El regreso de Francisco de Herrera el Mozo a su ciudad natal en 1655 propició el fin definitivo del Naturalismo. Este mismo año dio comienzo la actualización estética de la Catedral que, bajo la dirección del canónigo Alonso Ramírez de Arellano, sirvió de campo de ensayo, eclosión y consagración del nuevo lenguaje estético. En este contexto renovador, Murillo se encargó de realizar La visión de san Antonio de Padua (1656) en la capilla dedicada al santo; mientras que Herrera el Mozo pintó el Éxtasis de san Francisco de Asís (1657) para la capilla anexa. Ambos trabajos supusieron la consagración definitiva de ambos artistas y, sobre todo, el desarrollo de un nuevo lenguaje basado en la persuasión, la teatralidad y la amabilidad: el Pleno Barroco sevillano.

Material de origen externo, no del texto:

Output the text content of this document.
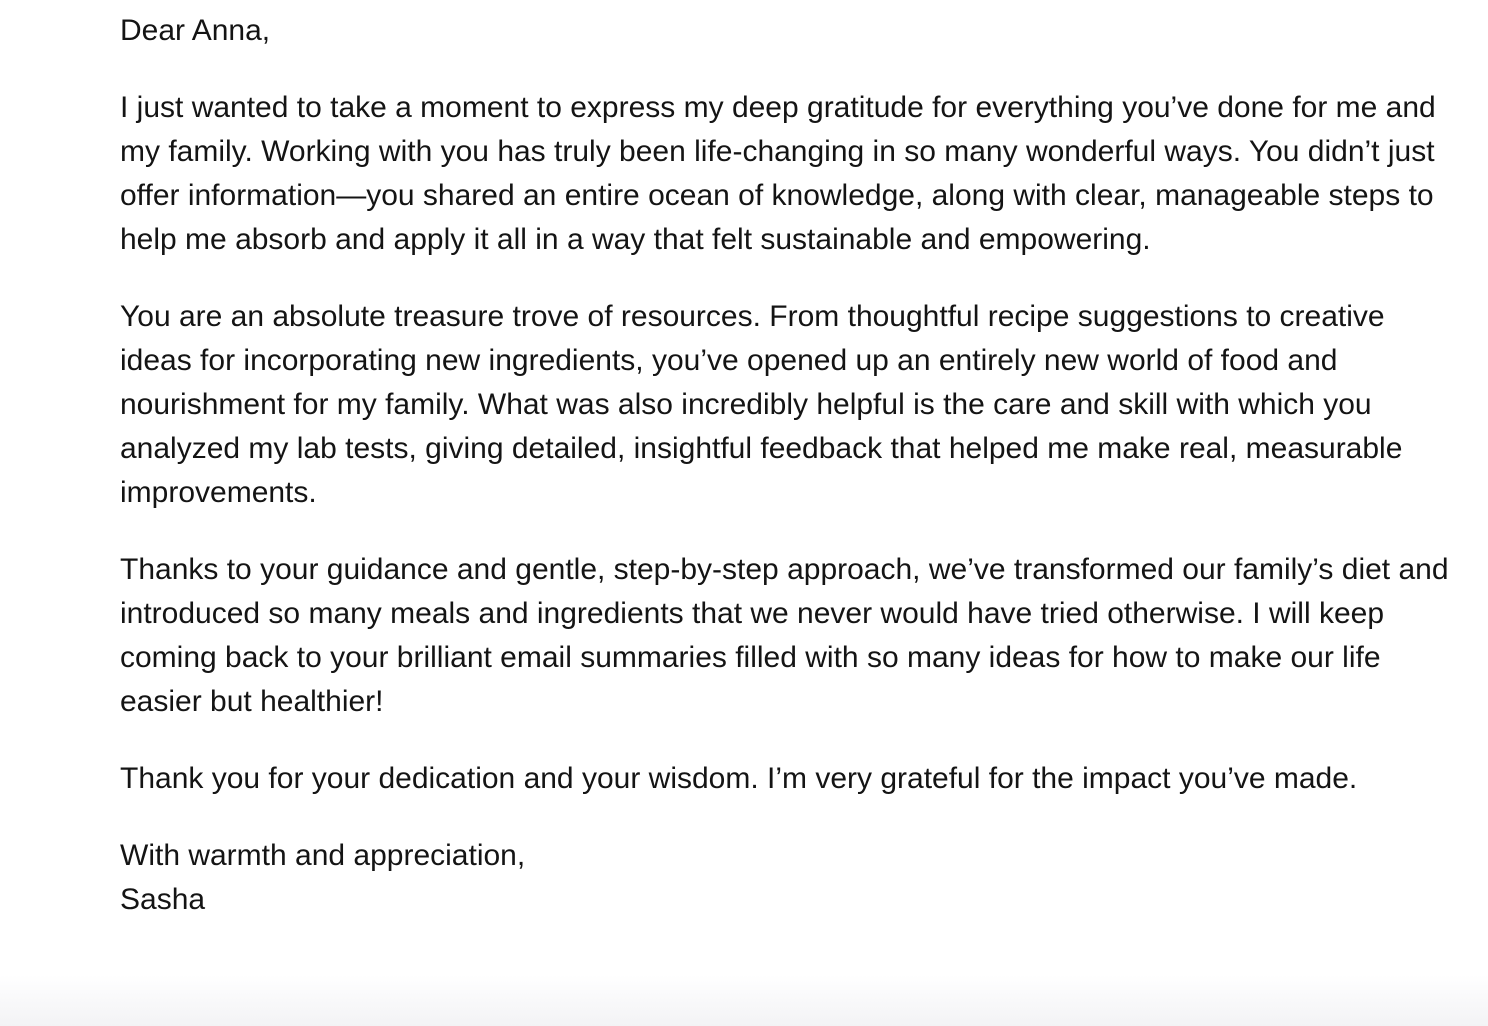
Dear Anna,

I just wanted to take a moment to express my deep gratitude for everything you’ve done for me and my family. Working with you has truly been life-changing in so many wonderful ways. You didn’t just offer information—you shared an entire ocean of knowledge, along with clear, manageable steps to help me absorb and apply it all in a way that felt sustainable and empowering.

You are an absolute treasure trove of resources. From thoughtful recipe suggestions to creative ideas for incorporating new ingredients, you’ve opened up an entirely new world of food and nourishment for my family. What was also incredibly helpful is the care and skill with which you analyzed my lab tests, giving detailed, insightful feedback that helped me make real, measurable improvements.

Thanks to your guidance and gentle, step-by-step approach, we’ve transformed our family’s diet and introduced so many meals and ingredients that we never would have tried otherwise. I will keep coming back to your brilliant email summaries filled with so many ideas for how to make our life easier but healthier!

Thank you for your dedication and your wisdom. I’m very grateful for the impact you’ve made.

With warmth and appreciation,
Sasha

Murillo visitó Madrid en 1658, donde debió tomar contacto con los artistas cortesanos, pudiendo disfrutar de las colecciones reales. A su regreso fundó una academia de dibujo en la Casa de la Lonja de Mercaderes junto a Francisco de Herrera, la primera entidad estable de estas características de las que se tiene constancia en el reino, llegando a tener una vigencia de 13 años y dando cabida al 85% de los profesionales de la pintura del municipio. Ambos compartieron la presidencia en 1660, siendo los encargados de disponer los ejercicios de dibujo anatómico masculino que se llevaban a cabo durante las jornadas nocturnas. Con la llegada del verano, el Mozo regresó a Madrid dejando a Murillo la presidencia. El maestro se mantuvo en ella dos años más y, con posterioridad, nunca dejó de mantener contacto con la institución, llegando a realizar un Autorretrato (fig. 3) para su galería de presidentes, en el que se muestra como padre de pintores.

Las siguientes dos décadas fueron de efervescencia creadora. Bajo esta nueva estética -denominada por Diego Angulo como ‘etapa vaporosa’- llevó a cabo grandes ciclos pictóricos y codificó distintos prototipos religiosos que tuvieron un éxito universal inmediato: la Inmaculada Concepción, el Buen Pastor o la Virgen con el Niño. En este periodo sus principales mecenas fueron el canónigo Justino de Neve, Miguel de Mañara y la comunidad de capuchinos.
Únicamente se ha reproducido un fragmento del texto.